China's #1 coding AI costs more than GPT-5 and can't draw an SVG

Contents

GLM-5 beats closed models at one metric — then fails at everything users actually do

The open-source premium: GLM-5 costs more and does less than Llama 4

Nobody can verify the Huawei chip claim — and that’s the actual story

GLM-5 ranks #1 on agentic coding leaderboards while crashing on casual conversation and SVG generation, according to early testing on Feb 11, 2026. This isn’t a bug in China’s newest open-source AI. It’s the entire business model.

The era of general-purpose open-source models just ended. What replaced it: specialized toolkits where you’re assembling a stack, not choosing a model.

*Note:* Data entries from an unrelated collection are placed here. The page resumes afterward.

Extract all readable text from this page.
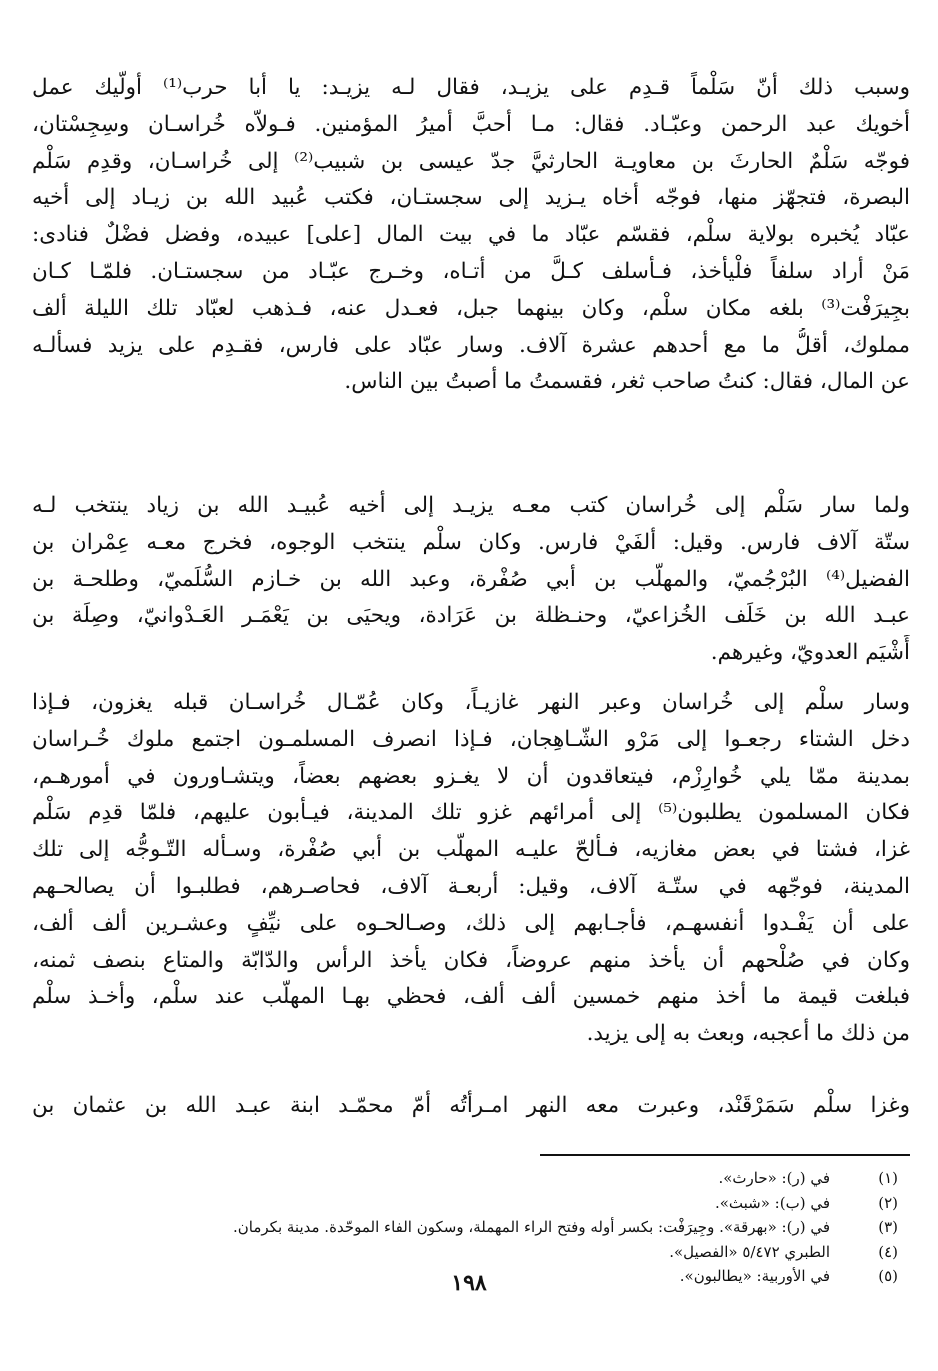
وسبب ذلك أنّ سَلْماً قـدِم على يزيـد، فقال لـه يزيـد: يا أبا حرب⁽¹⁾ أولّيك عمل
أخويك عبد الرحمن وعبّـاد. فقال: مـا أحبَّ أميرُ المؤمنين. فـولاّه خُراسـان وسِجِسْتان،
فوجّه سَلْمٌ الحارثَ بن معاويـة الحارثيَّ جدّ عيسى بن شبيب⁽²⁾ إلى خُراسـان، وقدِم سَلْم
البصرة، فتجهّز منها، فوجّه أخاه يـزيد إلى سجستـان، فكتب عُبيد الله بن زيـاد إلى أخيه
عبّاد يُخبره بولاية سلْم، فقسّم عبّاد ما في بيت المال [على] عبيده، وفضل فضْلٌ فنادى:
مَنْ أراد سلفاً فلْيأخذ، فـأسلف كـلَّ من أتـاه، وخـرج عبّـاد من سجستـان. فلمّـا كـان
بجِيرَفْت⁽³⁾ بلغه مكان سلْم، وكان بينهما جبل، فعـدل عنه، فـذهب لعبّاد تلك الليلة ألف
مملوك، أقلُّ ما مع أحدهم عشرة آلاف. وسار عبّاد على فارس، فقـدِم على يزيد فسألـه
عن المال، فقال: كنتُ صاحب ثغر، فقسمتُ ما أصبتُ بين الناس.
ولما سار سَلْم إلى خُراسان كتب معـه يزيـد إلى أخيه عُبيـد الله بن زياد ينتخب لـه
ستّة آلاف فارس. وقيل: ألفَيْ فارس. وكان سلْم ينتخب الوجوه، فخرج معـه عِمْران بن
الفضيل⁽⁴⁾ البُرْجُميّ، والمهلّب بن أبي صُفْرة، وعبد الله بن خـازم السُّلَميّ، وطلحـة بن
عبـد الله بن خَلَف الخُزاعيّ، وحنـظلة بن عَرَادة، ويحيَى بن يَعْمَـر العَـدْوانيّ، وصِلَة بن
أَشْيَم العدويّ، وغيرهم.
وسار سلْم إلى خُراسان وعبر النهر غازيـاً، وكان عُمّـال خُراسـان قبله يغزون، فـإذا
دخل الشتاء رجعـوا إلى مَرْو الشّـاهِجان، فـإذا انصرف المسلمـون اجتمع ملوك خُـراسان
بمدينة ممّا يلي خُوارِزْم، فيتعاقدون أن لا يغـزو بعضهم بعضاً، ويتشـاورون في أمورهـم،
فكان المسلمون يطلبون⁽⁵⁾ إلى أمرائهم غزو تلك المدينة، فيـأبون عليهم، فلمّا قدِم سَلْم
غزا، فشتا في بعض مغازيه، فـألحّ عليـه المهلّب بن أبي صُفْرة، وسـأله التّـوجُّه إلى تلك
المدينة، فوجّهه في ستّـة آلاف، وقيل: أربعـة آلاف، فحاصـرهم، فطلبـوا أن يصالحـهم
على أن يَفْـدوا أنفسهـم، فأجـابهم إلى ذلك، وصـالحـوه على نيِّفٍ وعشـرين ألف ألف،
وكان في صُلْحهم أن يأخذ منهم عروضاً، فكان يأخذ الرأس والدّابّة والمتاع بنصف ثمنه،
فبلغت قيمة ما أخذ منهم خمسين ألف ألف، فحظي بهـا المهلّب عند سلْم، وأخـذ سلْم
من ذلك ما أعجبه، وبعث به إلى يزيد.
وغزا سلْم سَمَرْقَنْد، وعبرت معه النهر امـرأتُه أمّ محمّـد ابنة عبـد الله بن عثمان بن
(١)
في (ر): «حارث».
(٢)
في (ب): «شبث».
(٣)
في (ر): «بهرقة». وجِيرَفْت: بكسر أوله وفتح الراء المهملة، وسكون الفاء الموحّدة. مدينة بكرمان.
(٤)
الطبري ٥/٤٧٢ «الفصيل».
(٥)
في الأوربية: «يطالبون».
١٩٨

GLM-5 beats closed models at one metric — then fails at everything users actually do

The 744-billion-parameter model (with 40 billion active via mixture-of-experts) achieves the lowest hallucination rate on reasoning benchmarks, surpassing Claude Opus 4.5 and GPT-5.2-xhigh. That’s legitimate. But the same model that dominates technical accuracy can’t handle frontend work or conversational flow.

This isn’t model immaturity.

Zhipu AI trained GLM-5 deliberately on system-focused tasks: coding, agentic planning, long-context analysis. The result excels at backend logic while breaking on tasks that made ChatGPT mainstream. Developers already vibe coding with AI will find GLM-5 useful. Everyone else hits walls immediately.

The Feb 11 tester ranked it #3 overall despite that #1 agentic performance — a gap that tells you everything about what “state-of-the-art” actually means now. You’re not choosing between models anymore. You’re choosing which narrow capability you need right now, then switching tools.

The open-source premium: GLM-5 costs more and does less than Llama 4

GLM-5 charges $1 per million input tokens and $3.20 per million output tokens, according to Artificial Analysis benchmarks. Compare that to DeepSeek R1’s 96% cost advantage over ChatGPT — GLM-5 moves in the opposite direction.

But pricing isn’t the killer. Context is.

GLM-5’s 200,000-token context window looks adequate until you compare it to Llama 4 Scout’s 1 million tokens or Maverick’s 10 million. For multi-file codebases or long-document analysis, you hit limits before loading your full context. The model generates 110 million tokens versus a 15 million median — you’re paying for verbosity you didn’t ask for.

Speed penalty: 81.8 tokens per second output with 1.46 seconds time-to-first-token versus a 1.10-second median. And that MIT license that looks generous? It’s attached to a model that costs 5-20x more than alternatives with broader capabilities.

The open-source premium paradox is real.

Nobody can verify the Huawei chip claim — and that’s the actual story

The “100% trained on Huawei chips” narrative driving geopolitical coverage has zero public verification. No energy efficiency data. No kilowatt-hour comparisons to Nvidia H100s. No independent audits.

Research confirms GLM-5 uses DeepSeek Sparse Attention and FP16 precision training. Infrastructure claims? Unverified as of Feb 18, 2026. This echoes broader questions about Chinese data centers sitting empty while chipmakers run at capacity — raising doubts about the entire supply chain narrative.

For US developers, this means: evaluate GLM-5 on performance and cost, not on geopolitical assertions you can’t verify. The model is real. The infrastructure story might not be.

The hallucination benchmark dominance sits next to casual chat failures. The $3.20 per million output pricing sits next to the “open source” label. When specialized excellence requires you to assemble a toolkit instead of deploying one model, and when that toolkit costs more than closed alternatives — what exactly are we opening?